Cambridge Change and Rigidity

Cambridge change: In my gift-ontology, Cambridge change is change in relational description that occurs because something else changes, without intrinsic alteration in the subject. It is a philosophical clarification that supports extrinsic denomination. When creatures come to exist, new relational statements about God become true, but God has not undergone intrinsic modification. The term is useful when a modern reader assumes that any new truth requires intrinsic change. Cambridge change blocks that assumption. However, it must be used carefully so it does not sound like a downgrade of divine agency. In this approach, God truly causes and truly gives. The created effect is real. The absence of intrinsic change is a consequence of simplicity and pure act, not a retreat into mere language.

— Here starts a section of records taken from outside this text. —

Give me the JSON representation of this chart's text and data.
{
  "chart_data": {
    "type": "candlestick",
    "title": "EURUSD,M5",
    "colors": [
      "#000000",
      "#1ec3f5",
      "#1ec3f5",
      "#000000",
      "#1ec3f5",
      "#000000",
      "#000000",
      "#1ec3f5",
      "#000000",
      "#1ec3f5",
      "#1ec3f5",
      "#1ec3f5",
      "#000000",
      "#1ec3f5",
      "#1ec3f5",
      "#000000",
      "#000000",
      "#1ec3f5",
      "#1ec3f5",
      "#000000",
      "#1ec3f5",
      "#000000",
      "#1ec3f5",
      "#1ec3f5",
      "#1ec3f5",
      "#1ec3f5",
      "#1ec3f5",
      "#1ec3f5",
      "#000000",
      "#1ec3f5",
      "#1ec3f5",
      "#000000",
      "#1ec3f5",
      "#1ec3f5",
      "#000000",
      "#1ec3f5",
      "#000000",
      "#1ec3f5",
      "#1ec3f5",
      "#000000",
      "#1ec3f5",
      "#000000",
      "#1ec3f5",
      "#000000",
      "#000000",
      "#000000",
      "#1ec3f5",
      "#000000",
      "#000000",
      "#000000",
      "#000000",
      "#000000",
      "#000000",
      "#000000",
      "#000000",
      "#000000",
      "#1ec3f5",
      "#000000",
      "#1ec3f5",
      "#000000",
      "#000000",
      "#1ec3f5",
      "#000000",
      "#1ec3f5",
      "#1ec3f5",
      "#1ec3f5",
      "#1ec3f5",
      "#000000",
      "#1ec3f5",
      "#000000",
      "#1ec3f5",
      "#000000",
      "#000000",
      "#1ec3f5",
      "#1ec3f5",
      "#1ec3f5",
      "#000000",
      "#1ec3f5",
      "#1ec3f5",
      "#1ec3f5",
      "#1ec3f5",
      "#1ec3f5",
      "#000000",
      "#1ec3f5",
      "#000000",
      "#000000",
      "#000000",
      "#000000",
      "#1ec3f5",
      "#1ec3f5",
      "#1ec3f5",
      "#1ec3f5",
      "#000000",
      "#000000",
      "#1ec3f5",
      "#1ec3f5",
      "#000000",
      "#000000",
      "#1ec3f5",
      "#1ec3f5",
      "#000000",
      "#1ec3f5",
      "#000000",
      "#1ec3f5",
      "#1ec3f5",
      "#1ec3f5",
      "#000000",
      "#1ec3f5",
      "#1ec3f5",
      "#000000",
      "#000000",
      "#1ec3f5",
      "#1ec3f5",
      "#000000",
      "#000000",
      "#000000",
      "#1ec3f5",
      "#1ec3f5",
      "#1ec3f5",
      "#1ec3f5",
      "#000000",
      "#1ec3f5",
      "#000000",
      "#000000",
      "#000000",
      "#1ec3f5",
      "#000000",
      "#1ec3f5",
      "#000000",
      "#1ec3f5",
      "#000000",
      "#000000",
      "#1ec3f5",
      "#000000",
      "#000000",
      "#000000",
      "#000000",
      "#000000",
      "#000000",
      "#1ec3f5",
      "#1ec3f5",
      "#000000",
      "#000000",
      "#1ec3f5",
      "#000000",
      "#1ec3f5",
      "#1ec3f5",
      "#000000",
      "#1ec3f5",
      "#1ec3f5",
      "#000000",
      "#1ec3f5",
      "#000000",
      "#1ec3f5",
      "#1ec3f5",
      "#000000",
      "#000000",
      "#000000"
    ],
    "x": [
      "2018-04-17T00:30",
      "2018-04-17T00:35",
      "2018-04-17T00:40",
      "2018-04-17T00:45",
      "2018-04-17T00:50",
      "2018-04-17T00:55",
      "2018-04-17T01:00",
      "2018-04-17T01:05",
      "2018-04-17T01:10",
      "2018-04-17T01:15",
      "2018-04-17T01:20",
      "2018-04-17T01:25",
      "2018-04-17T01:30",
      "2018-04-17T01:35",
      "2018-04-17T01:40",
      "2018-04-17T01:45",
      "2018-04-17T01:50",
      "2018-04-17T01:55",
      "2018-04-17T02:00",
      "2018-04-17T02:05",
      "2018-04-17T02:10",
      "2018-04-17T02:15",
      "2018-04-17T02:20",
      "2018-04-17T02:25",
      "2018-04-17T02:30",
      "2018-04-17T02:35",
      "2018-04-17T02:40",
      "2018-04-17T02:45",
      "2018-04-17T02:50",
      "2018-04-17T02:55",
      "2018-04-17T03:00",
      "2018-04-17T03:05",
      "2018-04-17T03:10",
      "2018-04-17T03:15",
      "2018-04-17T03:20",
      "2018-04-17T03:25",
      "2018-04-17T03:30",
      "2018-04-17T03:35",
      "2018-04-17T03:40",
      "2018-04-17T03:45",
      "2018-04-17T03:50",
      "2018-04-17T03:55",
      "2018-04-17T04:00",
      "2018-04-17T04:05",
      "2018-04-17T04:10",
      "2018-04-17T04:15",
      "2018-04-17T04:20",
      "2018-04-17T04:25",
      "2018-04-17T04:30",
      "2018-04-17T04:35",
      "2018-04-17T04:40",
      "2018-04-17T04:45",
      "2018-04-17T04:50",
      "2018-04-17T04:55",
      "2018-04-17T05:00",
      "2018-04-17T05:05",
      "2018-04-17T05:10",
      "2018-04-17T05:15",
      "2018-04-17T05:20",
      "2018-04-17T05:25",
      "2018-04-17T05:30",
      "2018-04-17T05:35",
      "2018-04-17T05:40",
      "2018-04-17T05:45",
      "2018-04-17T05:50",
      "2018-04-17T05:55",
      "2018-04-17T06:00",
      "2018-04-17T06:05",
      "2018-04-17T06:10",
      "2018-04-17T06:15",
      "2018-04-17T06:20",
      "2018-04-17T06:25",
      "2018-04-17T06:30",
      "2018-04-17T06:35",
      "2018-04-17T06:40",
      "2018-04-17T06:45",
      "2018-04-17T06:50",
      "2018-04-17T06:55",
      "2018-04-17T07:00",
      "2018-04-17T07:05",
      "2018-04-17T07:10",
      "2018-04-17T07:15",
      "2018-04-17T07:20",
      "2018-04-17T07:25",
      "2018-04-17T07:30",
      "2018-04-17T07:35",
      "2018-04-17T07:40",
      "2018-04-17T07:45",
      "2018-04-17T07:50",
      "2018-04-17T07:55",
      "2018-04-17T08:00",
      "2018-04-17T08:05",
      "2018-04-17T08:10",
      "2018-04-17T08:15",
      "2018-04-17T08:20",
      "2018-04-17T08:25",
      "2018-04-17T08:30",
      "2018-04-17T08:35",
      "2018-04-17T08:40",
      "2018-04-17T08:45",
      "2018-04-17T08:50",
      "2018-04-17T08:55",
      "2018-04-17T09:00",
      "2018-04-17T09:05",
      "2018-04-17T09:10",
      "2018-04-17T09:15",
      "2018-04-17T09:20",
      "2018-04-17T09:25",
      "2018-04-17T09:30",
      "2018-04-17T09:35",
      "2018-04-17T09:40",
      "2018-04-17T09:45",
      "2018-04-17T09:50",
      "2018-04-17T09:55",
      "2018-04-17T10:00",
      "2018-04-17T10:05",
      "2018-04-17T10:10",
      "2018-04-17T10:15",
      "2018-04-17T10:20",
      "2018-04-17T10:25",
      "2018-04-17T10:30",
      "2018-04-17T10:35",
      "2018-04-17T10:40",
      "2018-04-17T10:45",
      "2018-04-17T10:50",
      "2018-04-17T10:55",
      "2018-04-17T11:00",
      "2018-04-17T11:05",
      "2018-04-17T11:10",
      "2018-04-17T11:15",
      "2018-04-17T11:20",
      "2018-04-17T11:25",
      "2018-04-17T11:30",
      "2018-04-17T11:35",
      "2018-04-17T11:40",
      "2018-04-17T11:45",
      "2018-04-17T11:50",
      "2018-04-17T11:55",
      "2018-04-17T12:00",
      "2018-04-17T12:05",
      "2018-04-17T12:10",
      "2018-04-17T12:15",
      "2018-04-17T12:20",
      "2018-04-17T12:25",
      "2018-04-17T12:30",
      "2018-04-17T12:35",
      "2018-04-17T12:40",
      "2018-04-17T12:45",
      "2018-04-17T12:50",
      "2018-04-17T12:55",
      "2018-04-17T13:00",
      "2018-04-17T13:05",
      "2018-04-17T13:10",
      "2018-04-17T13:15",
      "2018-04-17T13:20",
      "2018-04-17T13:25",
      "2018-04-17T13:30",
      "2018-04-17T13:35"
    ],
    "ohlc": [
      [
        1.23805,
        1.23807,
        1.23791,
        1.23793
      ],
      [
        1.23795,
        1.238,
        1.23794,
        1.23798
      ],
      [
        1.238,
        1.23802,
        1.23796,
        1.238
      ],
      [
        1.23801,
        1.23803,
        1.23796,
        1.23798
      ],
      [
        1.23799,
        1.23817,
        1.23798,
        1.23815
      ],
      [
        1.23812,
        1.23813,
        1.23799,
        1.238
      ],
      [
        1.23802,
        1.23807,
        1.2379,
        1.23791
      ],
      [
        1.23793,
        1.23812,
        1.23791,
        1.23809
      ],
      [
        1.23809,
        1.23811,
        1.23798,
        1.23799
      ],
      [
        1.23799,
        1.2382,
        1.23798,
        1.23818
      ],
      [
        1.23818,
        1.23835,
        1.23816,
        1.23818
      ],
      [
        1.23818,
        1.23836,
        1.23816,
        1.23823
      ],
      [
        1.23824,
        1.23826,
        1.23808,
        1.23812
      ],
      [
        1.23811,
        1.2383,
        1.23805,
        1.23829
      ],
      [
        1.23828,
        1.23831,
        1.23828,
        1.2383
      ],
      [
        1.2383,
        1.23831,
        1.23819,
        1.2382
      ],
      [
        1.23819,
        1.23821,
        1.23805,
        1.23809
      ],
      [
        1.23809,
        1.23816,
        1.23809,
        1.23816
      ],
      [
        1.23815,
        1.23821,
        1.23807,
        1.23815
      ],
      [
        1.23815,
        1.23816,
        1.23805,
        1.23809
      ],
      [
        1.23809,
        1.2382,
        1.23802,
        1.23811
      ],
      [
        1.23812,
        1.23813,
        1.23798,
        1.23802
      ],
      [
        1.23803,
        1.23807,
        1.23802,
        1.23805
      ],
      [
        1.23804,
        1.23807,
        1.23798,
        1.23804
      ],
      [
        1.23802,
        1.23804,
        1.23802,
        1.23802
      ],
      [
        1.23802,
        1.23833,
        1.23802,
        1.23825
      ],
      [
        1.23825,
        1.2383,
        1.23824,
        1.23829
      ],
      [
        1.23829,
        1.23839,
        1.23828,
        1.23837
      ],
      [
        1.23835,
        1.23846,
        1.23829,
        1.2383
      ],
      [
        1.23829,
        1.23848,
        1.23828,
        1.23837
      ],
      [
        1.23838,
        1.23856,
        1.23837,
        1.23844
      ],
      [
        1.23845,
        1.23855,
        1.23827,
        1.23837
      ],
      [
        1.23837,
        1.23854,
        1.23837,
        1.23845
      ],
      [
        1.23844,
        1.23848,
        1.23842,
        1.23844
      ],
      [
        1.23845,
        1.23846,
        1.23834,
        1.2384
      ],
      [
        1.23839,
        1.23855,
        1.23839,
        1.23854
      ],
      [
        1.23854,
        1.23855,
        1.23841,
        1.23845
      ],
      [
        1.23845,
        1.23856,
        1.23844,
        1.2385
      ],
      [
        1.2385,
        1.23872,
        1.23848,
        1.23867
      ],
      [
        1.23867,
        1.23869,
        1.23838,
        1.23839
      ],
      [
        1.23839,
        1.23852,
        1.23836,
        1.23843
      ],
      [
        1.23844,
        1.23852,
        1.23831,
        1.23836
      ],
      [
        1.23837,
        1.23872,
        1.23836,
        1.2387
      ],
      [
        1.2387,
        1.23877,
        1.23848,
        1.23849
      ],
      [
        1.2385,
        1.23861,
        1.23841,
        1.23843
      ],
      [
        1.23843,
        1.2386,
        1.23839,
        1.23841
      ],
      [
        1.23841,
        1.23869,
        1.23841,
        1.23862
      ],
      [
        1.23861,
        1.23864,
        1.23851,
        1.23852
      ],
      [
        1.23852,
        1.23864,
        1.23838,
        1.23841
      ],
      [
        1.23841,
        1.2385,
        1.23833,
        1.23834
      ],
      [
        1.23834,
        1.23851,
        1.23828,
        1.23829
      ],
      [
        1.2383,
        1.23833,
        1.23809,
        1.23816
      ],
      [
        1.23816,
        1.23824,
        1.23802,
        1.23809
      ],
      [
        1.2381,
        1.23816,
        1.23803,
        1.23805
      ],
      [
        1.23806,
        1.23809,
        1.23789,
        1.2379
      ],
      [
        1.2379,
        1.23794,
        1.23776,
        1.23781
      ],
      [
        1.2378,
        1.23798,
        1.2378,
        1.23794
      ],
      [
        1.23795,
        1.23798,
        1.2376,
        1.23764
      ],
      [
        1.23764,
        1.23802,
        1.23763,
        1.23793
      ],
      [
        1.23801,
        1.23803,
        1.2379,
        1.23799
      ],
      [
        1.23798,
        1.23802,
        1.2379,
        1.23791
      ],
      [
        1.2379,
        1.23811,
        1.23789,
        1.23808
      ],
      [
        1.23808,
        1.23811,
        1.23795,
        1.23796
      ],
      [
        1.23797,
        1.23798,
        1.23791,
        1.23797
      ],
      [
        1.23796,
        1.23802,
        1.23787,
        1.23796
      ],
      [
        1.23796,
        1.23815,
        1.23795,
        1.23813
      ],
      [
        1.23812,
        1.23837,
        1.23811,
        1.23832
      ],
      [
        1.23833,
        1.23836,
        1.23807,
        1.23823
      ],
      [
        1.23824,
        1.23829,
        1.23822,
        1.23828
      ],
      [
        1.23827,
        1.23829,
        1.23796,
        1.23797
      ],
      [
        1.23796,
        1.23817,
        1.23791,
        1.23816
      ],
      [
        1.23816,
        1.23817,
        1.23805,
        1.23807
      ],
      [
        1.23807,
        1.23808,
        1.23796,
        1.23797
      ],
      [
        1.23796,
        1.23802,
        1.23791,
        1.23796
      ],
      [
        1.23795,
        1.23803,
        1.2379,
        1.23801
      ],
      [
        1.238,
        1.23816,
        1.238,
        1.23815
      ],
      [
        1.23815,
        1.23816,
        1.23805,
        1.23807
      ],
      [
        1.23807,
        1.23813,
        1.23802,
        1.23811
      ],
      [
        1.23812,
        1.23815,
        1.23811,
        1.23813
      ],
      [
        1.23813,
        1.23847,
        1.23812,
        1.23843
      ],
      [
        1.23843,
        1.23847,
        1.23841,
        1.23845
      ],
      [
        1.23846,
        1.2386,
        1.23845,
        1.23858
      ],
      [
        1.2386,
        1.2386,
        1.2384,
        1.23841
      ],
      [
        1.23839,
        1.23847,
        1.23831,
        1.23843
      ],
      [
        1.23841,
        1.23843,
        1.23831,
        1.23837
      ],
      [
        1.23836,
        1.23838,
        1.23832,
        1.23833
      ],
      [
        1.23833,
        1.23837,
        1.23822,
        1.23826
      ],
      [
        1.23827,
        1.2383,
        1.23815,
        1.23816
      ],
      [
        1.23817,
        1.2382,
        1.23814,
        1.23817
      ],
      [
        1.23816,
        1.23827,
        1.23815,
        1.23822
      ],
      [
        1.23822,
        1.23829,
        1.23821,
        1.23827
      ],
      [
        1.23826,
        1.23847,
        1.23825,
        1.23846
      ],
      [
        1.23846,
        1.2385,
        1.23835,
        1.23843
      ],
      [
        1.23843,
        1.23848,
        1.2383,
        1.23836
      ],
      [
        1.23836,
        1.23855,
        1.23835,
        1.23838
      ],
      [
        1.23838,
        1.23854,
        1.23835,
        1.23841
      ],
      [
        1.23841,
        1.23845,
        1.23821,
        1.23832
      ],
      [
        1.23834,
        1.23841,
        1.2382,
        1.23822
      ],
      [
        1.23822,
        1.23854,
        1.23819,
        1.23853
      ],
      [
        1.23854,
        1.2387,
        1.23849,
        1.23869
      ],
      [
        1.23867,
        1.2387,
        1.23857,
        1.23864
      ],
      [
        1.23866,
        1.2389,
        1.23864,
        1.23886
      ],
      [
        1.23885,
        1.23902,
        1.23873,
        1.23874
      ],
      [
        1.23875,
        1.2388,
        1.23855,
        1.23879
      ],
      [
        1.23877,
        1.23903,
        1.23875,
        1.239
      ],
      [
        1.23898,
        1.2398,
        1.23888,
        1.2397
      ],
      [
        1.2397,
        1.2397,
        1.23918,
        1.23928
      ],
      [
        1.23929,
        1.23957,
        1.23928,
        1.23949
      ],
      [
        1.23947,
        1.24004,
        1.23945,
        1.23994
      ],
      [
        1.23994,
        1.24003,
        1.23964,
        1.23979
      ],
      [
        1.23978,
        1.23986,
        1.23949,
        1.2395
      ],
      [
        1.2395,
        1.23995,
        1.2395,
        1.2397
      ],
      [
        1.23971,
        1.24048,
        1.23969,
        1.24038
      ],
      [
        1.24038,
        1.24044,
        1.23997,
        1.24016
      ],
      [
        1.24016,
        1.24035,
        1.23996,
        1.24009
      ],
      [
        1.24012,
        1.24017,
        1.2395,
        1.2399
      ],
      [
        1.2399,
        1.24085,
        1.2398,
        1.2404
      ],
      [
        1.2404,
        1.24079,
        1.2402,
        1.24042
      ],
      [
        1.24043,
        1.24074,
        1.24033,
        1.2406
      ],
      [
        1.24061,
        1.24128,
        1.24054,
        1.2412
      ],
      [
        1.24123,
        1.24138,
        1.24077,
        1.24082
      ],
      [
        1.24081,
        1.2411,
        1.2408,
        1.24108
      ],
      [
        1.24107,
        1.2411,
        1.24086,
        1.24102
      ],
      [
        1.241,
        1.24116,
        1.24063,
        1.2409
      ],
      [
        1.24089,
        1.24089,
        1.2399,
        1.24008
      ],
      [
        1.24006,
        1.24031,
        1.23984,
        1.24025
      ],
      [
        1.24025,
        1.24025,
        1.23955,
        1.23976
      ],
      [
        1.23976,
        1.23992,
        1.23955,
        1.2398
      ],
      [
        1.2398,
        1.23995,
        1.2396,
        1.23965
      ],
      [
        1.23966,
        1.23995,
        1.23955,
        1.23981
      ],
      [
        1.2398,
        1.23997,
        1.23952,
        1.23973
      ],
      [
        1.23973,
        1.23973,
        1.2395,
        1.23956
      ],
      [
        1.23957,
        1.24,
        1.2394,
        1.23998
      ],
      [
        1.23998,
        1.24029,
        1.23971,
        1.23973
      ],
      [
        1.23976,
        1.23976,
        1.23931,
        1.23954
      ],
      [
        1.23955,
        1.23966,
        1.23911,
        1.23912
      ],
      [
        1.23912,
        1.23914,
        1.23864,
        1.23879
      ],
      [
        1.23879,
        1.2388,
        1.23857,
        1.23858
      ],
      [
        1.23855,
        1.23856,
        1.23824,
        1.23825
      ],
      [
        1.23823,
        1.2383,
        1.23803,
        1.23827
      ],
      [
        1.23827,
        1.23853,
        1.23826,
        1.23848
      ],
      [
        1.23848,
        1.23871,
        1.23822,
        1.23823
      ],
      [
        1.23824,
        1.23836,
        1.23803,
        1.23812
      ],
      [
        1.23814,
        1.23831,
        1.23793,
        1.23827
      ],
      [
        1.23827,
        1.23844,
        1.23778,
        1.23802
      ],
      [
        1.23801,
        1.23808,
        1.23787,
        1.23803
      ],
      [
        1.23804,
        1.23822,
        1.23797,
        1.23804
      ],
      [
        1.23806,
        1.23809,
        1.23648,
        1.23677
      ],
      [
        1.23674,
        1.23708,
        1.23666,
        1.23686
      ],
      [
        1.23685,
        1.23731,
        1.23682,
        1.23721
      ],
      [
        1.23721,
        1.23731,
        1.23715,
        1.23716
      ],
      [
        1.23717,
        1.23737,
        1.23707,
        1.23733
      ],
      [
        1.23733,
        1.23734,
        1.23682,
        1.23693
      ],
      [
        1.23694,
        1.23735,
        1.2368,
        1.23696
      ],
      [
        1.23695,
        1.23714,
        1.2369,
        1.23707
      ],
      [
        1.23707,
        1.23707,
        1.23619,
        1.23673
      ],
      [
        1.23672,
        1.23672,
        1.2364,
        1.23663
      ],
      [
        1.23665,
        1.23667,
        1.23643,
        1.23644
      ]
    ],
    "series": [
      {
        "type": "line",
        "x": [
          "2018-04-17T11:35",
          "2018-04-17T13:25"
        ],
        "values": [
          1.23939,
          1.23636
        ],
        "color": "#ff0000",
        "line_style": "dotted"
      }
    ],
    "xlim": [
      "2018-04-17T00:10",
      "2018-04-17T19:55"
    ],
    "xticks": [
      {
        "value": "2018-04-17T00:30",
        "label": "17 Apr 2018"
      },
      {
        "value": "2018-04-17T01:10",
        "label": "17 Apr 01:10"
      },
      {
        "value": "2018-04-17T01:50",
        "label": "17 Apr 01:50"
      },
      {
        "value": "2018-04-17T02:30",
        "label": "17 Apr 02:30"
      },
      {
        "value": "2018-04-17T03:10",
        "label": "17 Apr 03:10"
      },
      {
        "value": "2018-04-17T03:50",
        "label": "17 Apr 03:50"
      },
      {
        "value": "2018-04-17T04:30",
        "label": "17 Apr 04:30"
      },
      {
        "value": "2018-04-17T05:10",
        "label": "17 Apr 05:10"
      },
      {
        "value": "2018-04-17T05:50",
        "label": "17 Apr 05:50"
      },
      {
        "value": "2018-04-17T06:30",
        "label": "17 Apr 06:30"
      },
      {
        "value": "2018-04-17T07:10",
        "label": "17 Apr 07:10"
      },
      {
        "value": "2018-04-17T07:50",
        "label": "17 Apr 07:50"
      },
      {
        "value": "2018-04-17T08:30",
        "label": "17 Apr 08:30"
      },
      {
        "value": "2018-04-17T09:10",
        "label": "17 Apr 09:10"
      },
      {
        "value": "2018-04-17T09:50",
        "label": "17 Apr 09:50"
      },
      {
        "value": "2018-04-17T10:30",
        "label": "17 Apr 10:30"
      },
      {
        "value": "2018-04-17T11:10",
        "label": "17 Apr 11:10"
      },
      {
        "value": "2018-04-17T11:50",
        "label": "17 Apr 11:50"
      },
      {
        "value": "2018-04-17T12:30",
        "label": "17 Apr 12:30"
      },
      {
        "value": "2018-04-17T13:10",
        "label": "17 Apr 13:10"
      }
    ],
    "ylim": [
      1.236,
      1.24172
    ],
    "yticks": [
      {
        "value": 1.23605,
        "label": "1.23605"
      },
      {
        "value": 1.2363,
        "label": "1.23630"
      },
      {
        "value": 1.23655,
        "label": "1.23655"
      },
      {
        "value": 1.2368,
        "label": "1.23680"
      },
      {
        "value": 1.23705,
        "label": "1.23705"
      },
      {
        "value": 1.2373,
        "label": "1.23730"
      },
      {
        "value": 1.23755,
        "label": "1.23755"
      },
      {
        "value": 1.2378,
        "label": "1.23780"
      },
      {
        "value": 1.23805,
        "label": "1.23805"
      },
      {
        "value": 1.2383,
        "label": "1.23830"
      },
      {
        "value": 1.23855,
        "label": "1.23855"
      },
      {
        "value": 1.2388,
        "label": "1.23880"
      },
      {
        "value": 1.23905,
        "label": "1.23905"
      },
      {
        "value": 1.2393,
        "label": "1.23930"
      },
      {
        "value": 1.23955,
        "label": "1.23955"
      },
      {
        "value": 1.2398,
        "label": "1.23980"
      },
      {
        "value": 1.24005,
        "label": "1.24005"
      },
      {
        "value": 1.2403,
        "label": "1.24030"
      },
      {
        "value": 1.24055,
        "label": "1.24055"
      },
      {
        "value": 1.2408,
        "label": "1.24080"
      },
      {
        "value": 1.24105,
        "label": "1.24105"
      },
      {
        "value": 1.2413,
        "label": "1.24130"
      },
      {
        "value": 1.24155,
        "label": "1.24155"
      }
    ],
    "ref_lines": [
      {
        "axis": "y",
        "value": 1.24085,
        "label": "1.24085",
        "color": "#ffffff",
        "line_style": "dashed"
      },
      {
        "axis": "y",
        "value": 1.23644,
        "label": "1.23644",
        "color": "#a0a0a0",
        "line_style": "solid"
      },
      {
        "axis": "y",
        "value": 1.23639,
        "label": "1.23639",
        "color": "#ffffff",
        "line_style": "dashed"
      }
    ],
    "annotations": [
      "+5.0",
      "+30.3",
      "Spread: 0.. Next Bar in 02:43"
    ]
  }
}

Term 12 (and the final terms) in the cross-disciplinary ontological stack

Glossary definition

Cambridge change and rigidity names two guardrails for clear speech about God and the world. Cambridge change says that some “new” relations arise without any intrinsic alteration in the one who is related, as when a star becomes the object of a new observer without the star changing in itself. Rigidity says that the name “God” designates the same reality in every context, not a shifting bundle of roles or states. Together they let us speak of history that really happens without implying process in God, and of God who really relates without being redefined by events.

Cross-disciplinary gloss

Most disciplines already rely on these ideas. In physics a planet can become nearer to a spacecraft when the craft fires its engines; the new relation of nearness traces to the craft, not to a change in the planet. In law a statute can newly apply to a person who changes residency; the legal order did not mutate, the person’s status did. In programming an identifier that points to a resource continues to refer even as the system’s state evolves; the reference is stable while interactions vary. Cambridge change keeps track of where change actually occurs. Rigidity keeps the reference to the source fixed while we reason across cases.

Theology

These guardrails express long-standing convictions. God is simple, eternal, and immutable. Scripture also speaks of God as hearing, judging, saving, and drawing near. The key is to keep necessity with God and contingency with creatures. New predicates like “Creator of this world” or “Savior of this sinner” mark real events in history and real relations on the creaturely side, while God remains who He is in the one undivided act. The Incarnation makes this luminous. The Word assumes a human nature and enters time. The person of the Son does not acquire a new divinity; the assumed nature newly bears a relation to God in a way that constitutes the union. The Eucharist follows the same clarity. Christ becomes really present under sacramental signs. What is new is the reception in this place and time, not an alteration in the divine act.

Ontology

Spoken carefully, Cambridge change locates novelty where it belongs. The giver’s act is simply present; receivers enter into new relations as they come to be, act, and consent. History is therefore the unfolding of receptions, not a sequence of divine adjustments. Rigidity secures the subject of discourse. “God” names the same simple reality across all these receptions, so that our talk about grace, providence, judgment, and mercy does not slide into talk about different deities or shifting essences. Grounding follows. Nothing created explains or conditions who God is; rather, God grounds creatures and every true relation they bear to Him. This preserves genuine contingency, since many different receptions are possible, while it also preserves immutability, since none of those receptions implies process in God.

Why this pane helps

These two terms keep the whole stack stable when the conversation turns to time, choice, and history. Philosophers gain a precise way to distinguish intrinsic and relational change without collapsing one into the other. Scientists can model evolving systems without having to imagine a world-source that evolves with them. Theologians can speak confidently about prayer, providence, and sacrament as real relations without surrendering divine simplicity. Practically, the rule is simple. Fix the reference to the giver, then track change in the receivers, and let that clarity return thought to prayer, where relation becomes not only an idea to parse but a life to enter.